Termo é utilizado há décadas para definir homicídios em série num curto espaço de tempo. Ativistas e poder público disputam se ações policiais podem ser chamadas de “chacinas”; porém, três em cada quatro chacinas no RJ são causadas pela polícia
Entre criadores de porcos, o termo chacina significa o esquartejamento do animal em seu processo de abate.
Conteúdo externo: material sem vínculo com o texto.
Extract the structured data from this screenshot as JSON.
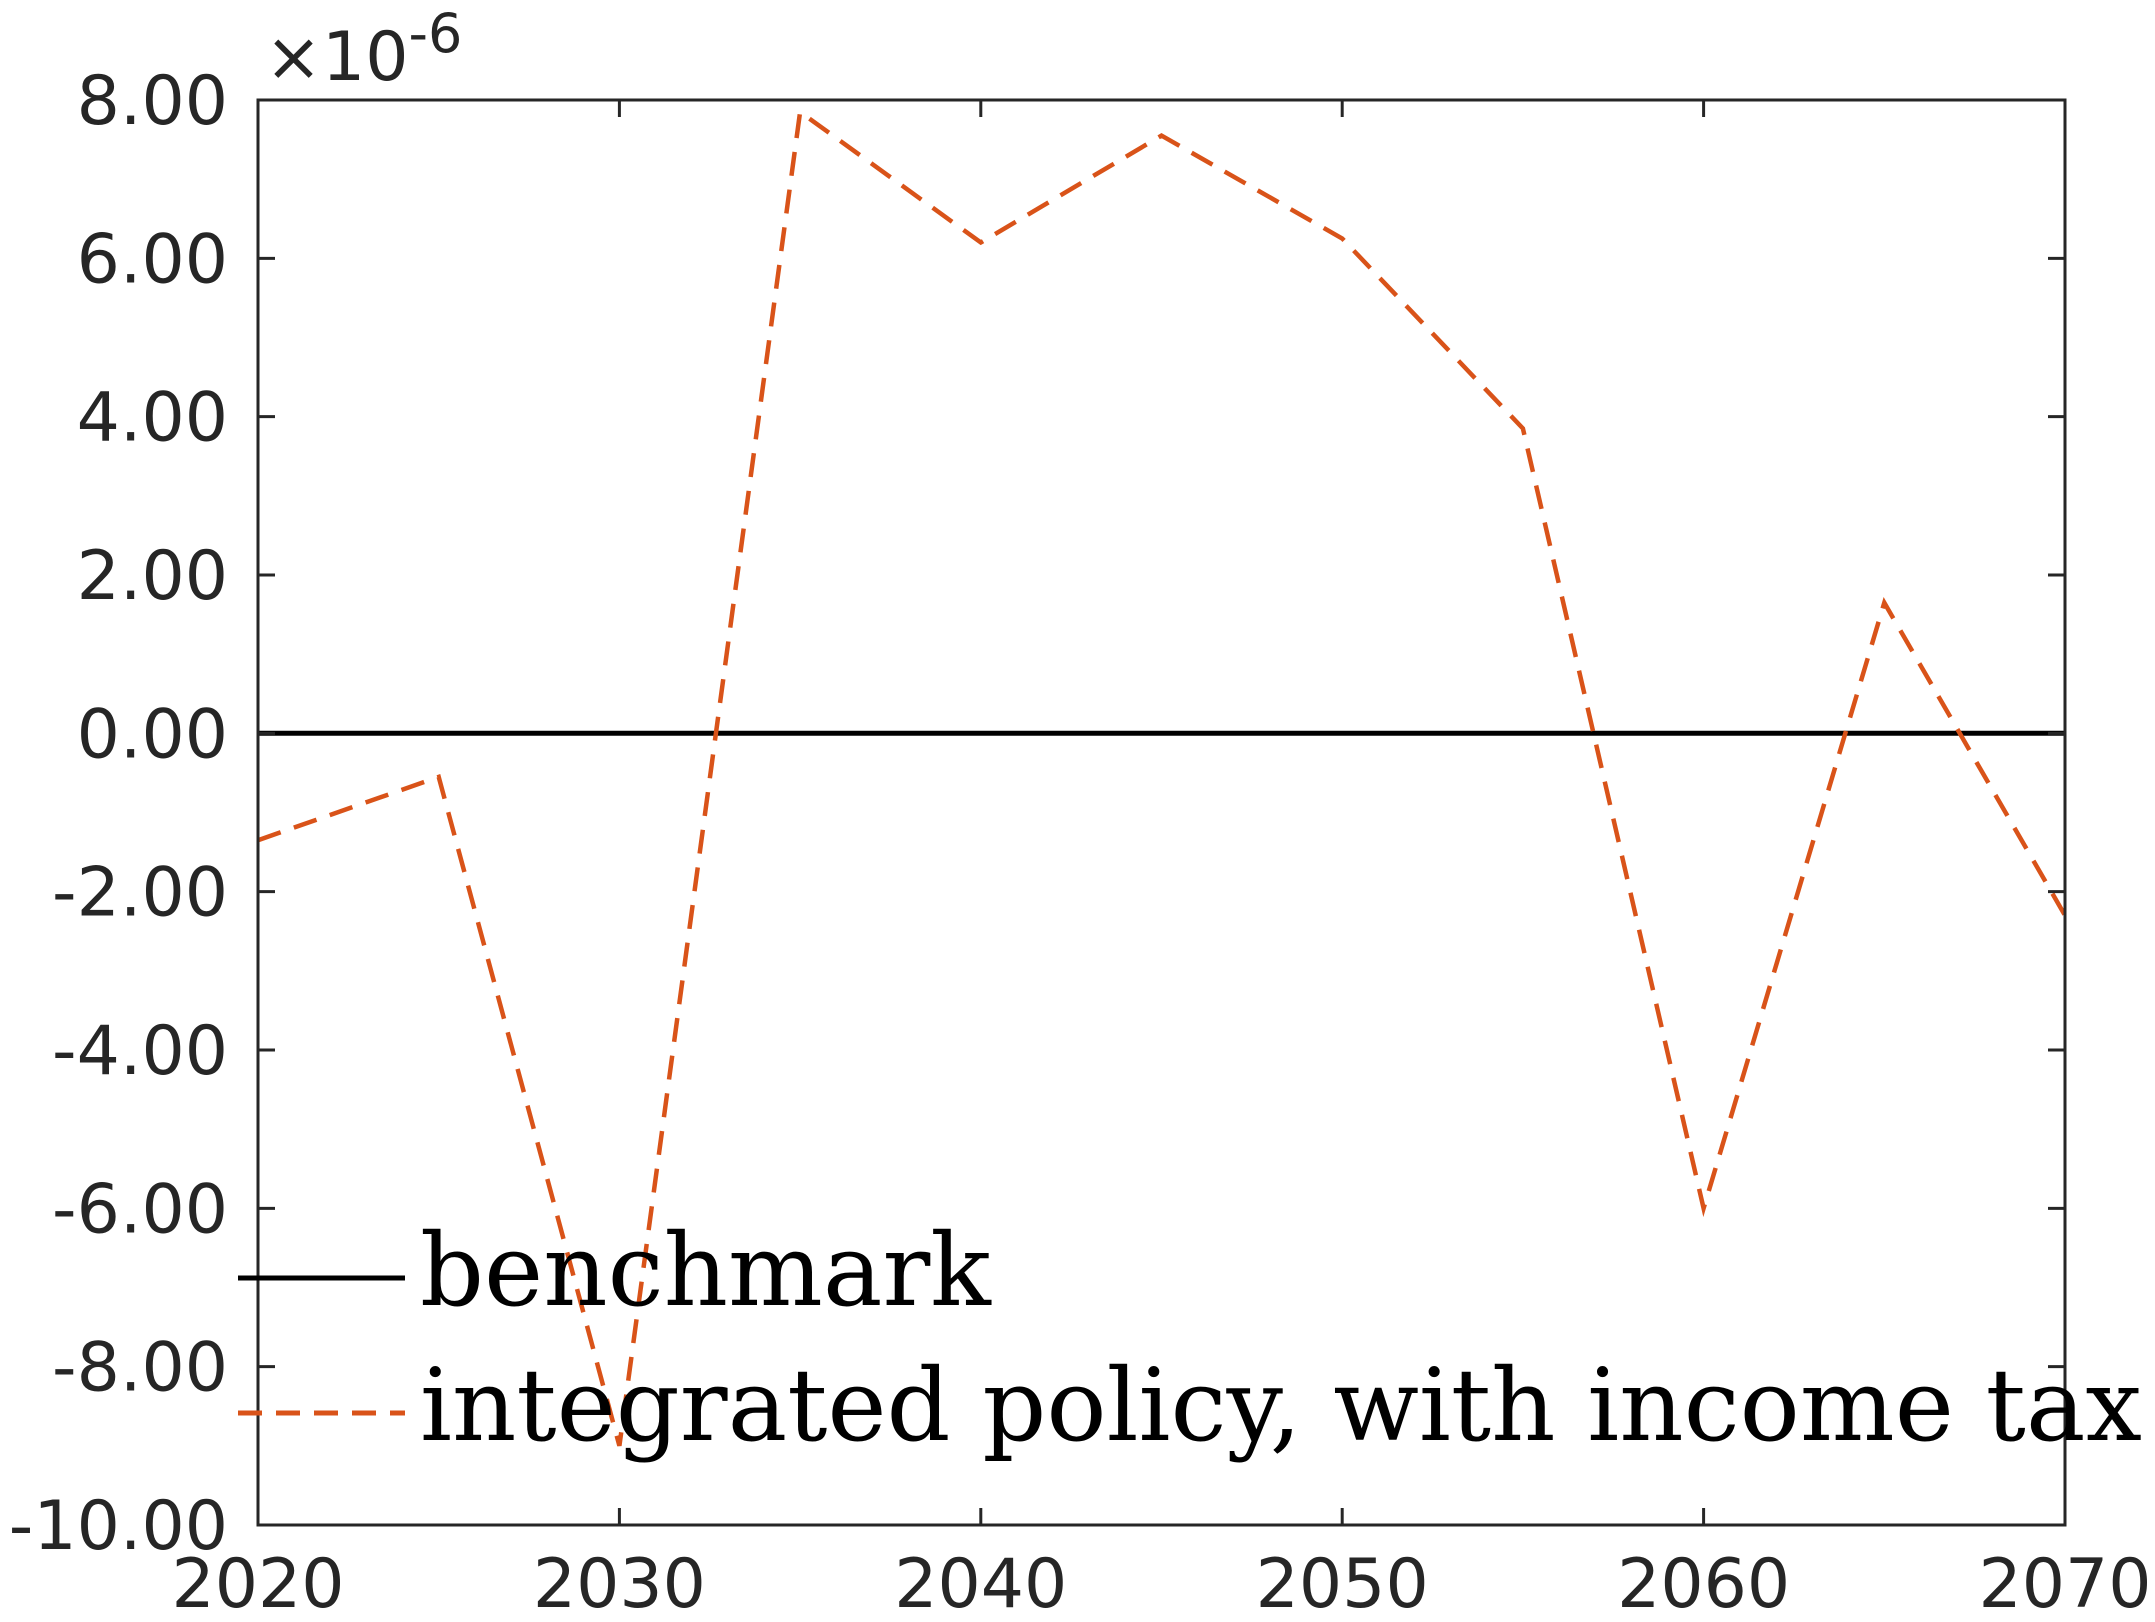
{
  "chart_data": {
    "type": "line",
    "title": "",
    "xlabel": "",
    "ylabel": "",
    "xlim": [
      2020,
      2070
    ],
    "ylim": [
      -10,
      8
    ],
    "x_ticks": [
      "2020",
      "2030",
      "2040",
      "2050",
      "2060",
      "2070"
    ],
    "y_ticks": [
      "8.00",
      "6.00",
      "4.00",
      "2.00",
      "0.00",
      "-2.00",
      "-4.00",
      "-6.00",
      "-8.00",
      "-10.00"
    ],
    "y_exponent": {
      "base": "×10",
      "power": "-6"
    },
    "grid": false,
    "legend_placement": "bottom-left",
    "x": [
      2020,
      2025,
      2030,
      2035,
      2040,
      2045,
      2050,
      2055,
      2060,
      2065,
      2070
    ],
    "series": [
      {
        "name": "benchmark",
        "style": "solid",
        "color": "#000000",
        "values": [
          0,
          0,
          0,
          0,
          0,
          0,
          0,
          0,
          0,
          0,
          0
        ]
      },
      {
        "name": "integrated policy, with income tax",
        "style": "dashed",
        "color": "#d95319",
        "values": [
          -1.35,
          -0.55,
          -9.0,
          7.85,
          6.2,
          7.55,
          6.25,
          3.85,
          -6.0,
          1.65,
          -2.3
        ]
      }
    ]
  }
}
Euclides da Cunha, no clássico da literatura brasileira Os Sertões, definiu de forma semelhante a ação das forças de segurança do império contra a população pobre de Canudos, no interior da Bahia. “Aquilo não era uma campanha, era uma charqueada”, se referindo ao abate de bois para se fazer charque, um tipo de carne seca.
No final do ano de 1897 o exército brasileiro mandou suas tropas para o Nordeste a fim de controlar a comunidade comandada por Antônio Conselheiro, uma espécie de líder religioso e político local, que propagava uma salvação milagrosa para aquela população que vivia na miséria por conta da seca. A burguesia local, com receio do crescimento rápido daquela população, formada em sua maioria por ex-escravos e sertanejos flagelados, exigiu providências do governo federal. A população de Canudos, estimada em 25 mil pessoas, foi dizimada pelo exército. Mulheres, crianças e idosos não foram poupados. Todas as casas foram queimadas.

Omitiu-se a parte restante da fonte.